If the lock is not acquired in a predefined time (default = 5 seconds, alter with _acquire\_lock\_timeout_ parameter) an exception will be generated.

You can use explicit isolation to perform isolated reads if needed. In addition, you can use your own lock ids to implement bigger granularity:

```elixir
ConCache.isolated(cache, key, fn() ->
  ConCache.get(cache, key)    # isolated read
end)

# Operation isolated on an arbitrary id. The id doesn't have to correspond to a cache item.
ConCache.isolated(cache, my_lock_id, fn() ->
  ...
end)

# Same as above, but immediately returns {:error, :locked} if lock could not be acquired.
ConCache.try_isolated(cache, my_lock_id, fn() ->
  ...
end)
```

Keep in mind that these calls are isolated, but not transactional (atomic). Once something is modified, it is stored in ets regardless of whether the remaining calls succeed or fail.
The isolation operations can be arbitrarily nested, although I wouldn't recommend this approach.

### TTL

When ttl is configured, ttl\_manager process is spawn linked. It works in discrete steps using :erlang.send\_after to trigger the next step.

When an item ttl is set, ttl\_manager receives a message and stores it in its pending hash structure without doing anything else. Therefore, repeated touching of items is not very expensive.

In the next discrete step, ttl\_manager first applies the pending ttl set requests to its internal state. Then it checks which items must expire at this step, purges them, and calls :erlang.send_after to trigger the next step.

This approach allows ttl manager to do fairly small amount of work in each discrete step.

### Consqeuences

Due to the locking and ttl algorithms just described, some additional processing will occur in ConCache internal processes. The work is fairly optimized, but I didn't invest too much time in it.
For example, lock processes currently use pure functional structures such as HashDict, :gb_trees and :sets. This could probably be replaced with internal ets table to make it work faster, but I didn't try it.

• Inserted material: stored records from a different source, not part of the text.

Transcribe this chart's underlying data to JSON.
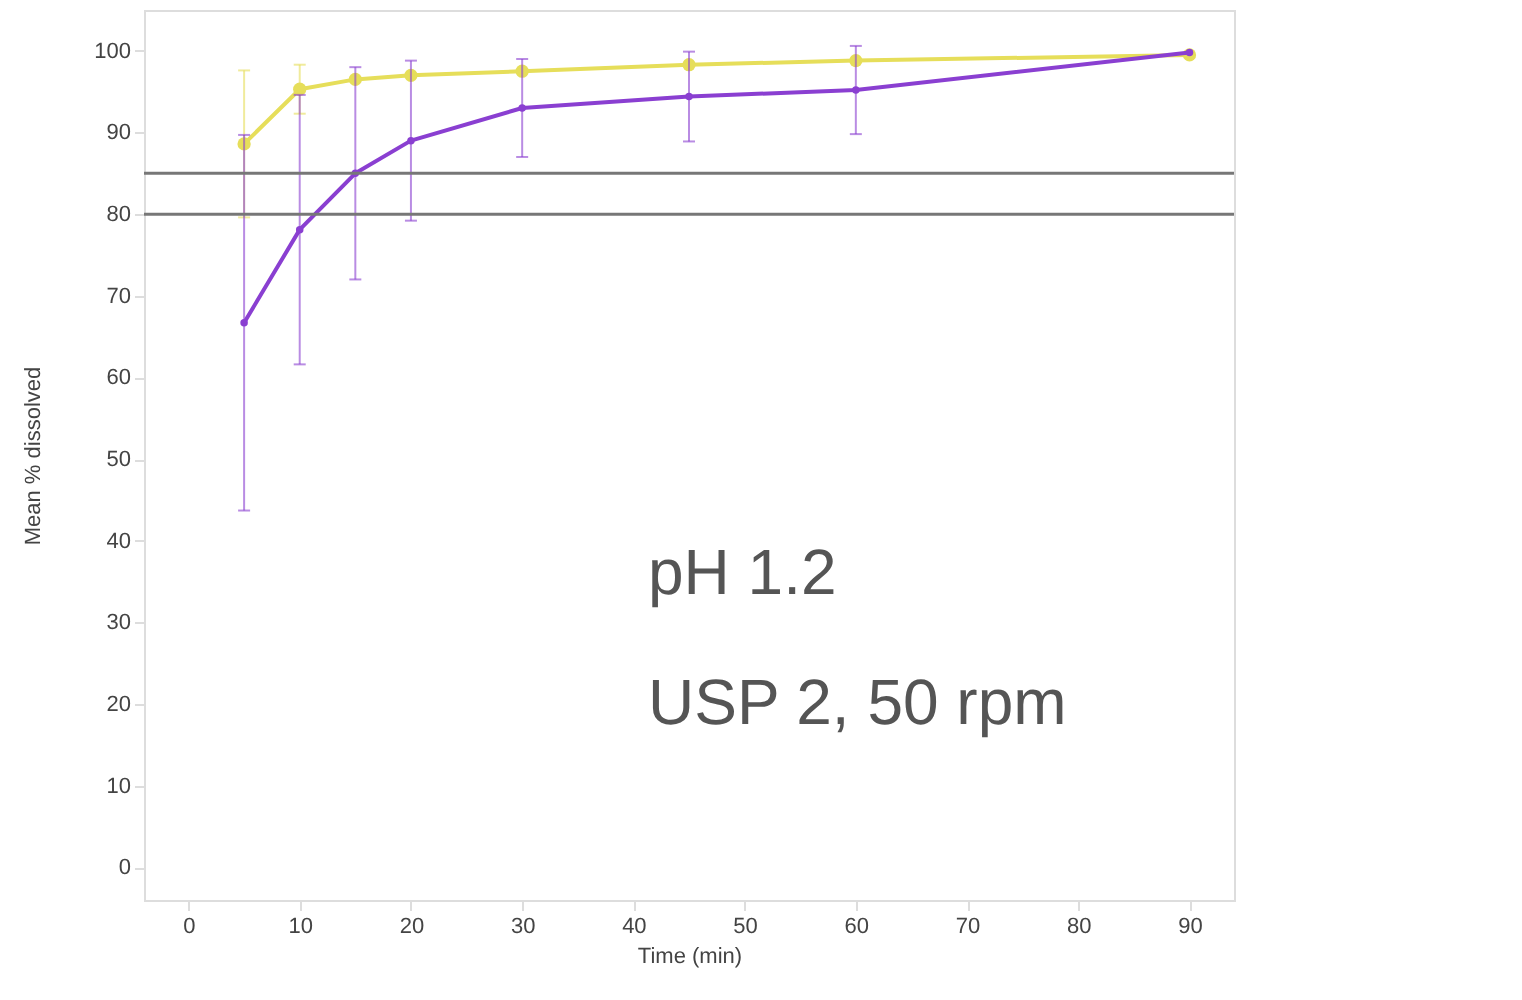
{
  "chart_data": {
    "type": "line",
    "xlabel": "Time (min)",
    "ylabel": "Mean % dissolved",
    "x": [
      5,
      10,
      15,
      20,
      30,
      45,
      60,
      90
    ],
    "series": [
      {
        "color": "#e6de5a",
        "values": [
          88.6,
          95.3,
          96.5,
          97,
          97.5,
          98.3,
          98.8,
          99.5
        ],
        "errors": [
          9,
          3,
          null,
          null,
          null,
          null,
          null,
          null
        ]
      },
      {
        "color": "#8a3fd1",
        "values": [
          66.7,
          78.1,
          85,
          89,
          93,
          94.4,
          95.2,
          99.8
        ],
        "errors": [
          23,
          16.5,
          13,
          9.8,
          6,
          5.5,
          5.4,
          null
        ]
      }
    ],
    "xlim": [
      -4,
      94
    ],
    "xticks": [
      0,
      10,
      20,
      30,
      40,
      50,
      60,
      70,
      80,
      90
    ],
    "ylim": [
      -4,
      105
    ],
    "yticks": [
      0,
      10,
      20,
      30,
      40,
      50,
      60,
      70,
      80,
      90,
      100
    ],
    "ref_lines": [
      {
        "axis": "y",
        "value": 85,
        "color": "#777777"
      },
      {
        "axis": "y",
        "value": 80,
        "color": "#777777"
      }
    ],
    "annotations": [
      "pH 1.2",
      "USP 2, 50 rpm"
    ],
    "marker": "circle",
    "grid": false
  }
}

Due to lock and ttl inner workings, multiple copies of each key exist in memory. Therefore, I recommend avoiding complex keys.

## Components

The library contains three modules Lock, BalancedLock and TtlManager which are building blocks for ConCache facilities. These modules are fairly generic, and you can use them in different contexts, independent of ConCache.

## Status

I use ConCache in production to manage several thousands of entries served to up to 4000 concurrent clients, on the load of up to 2000 reqs/sec.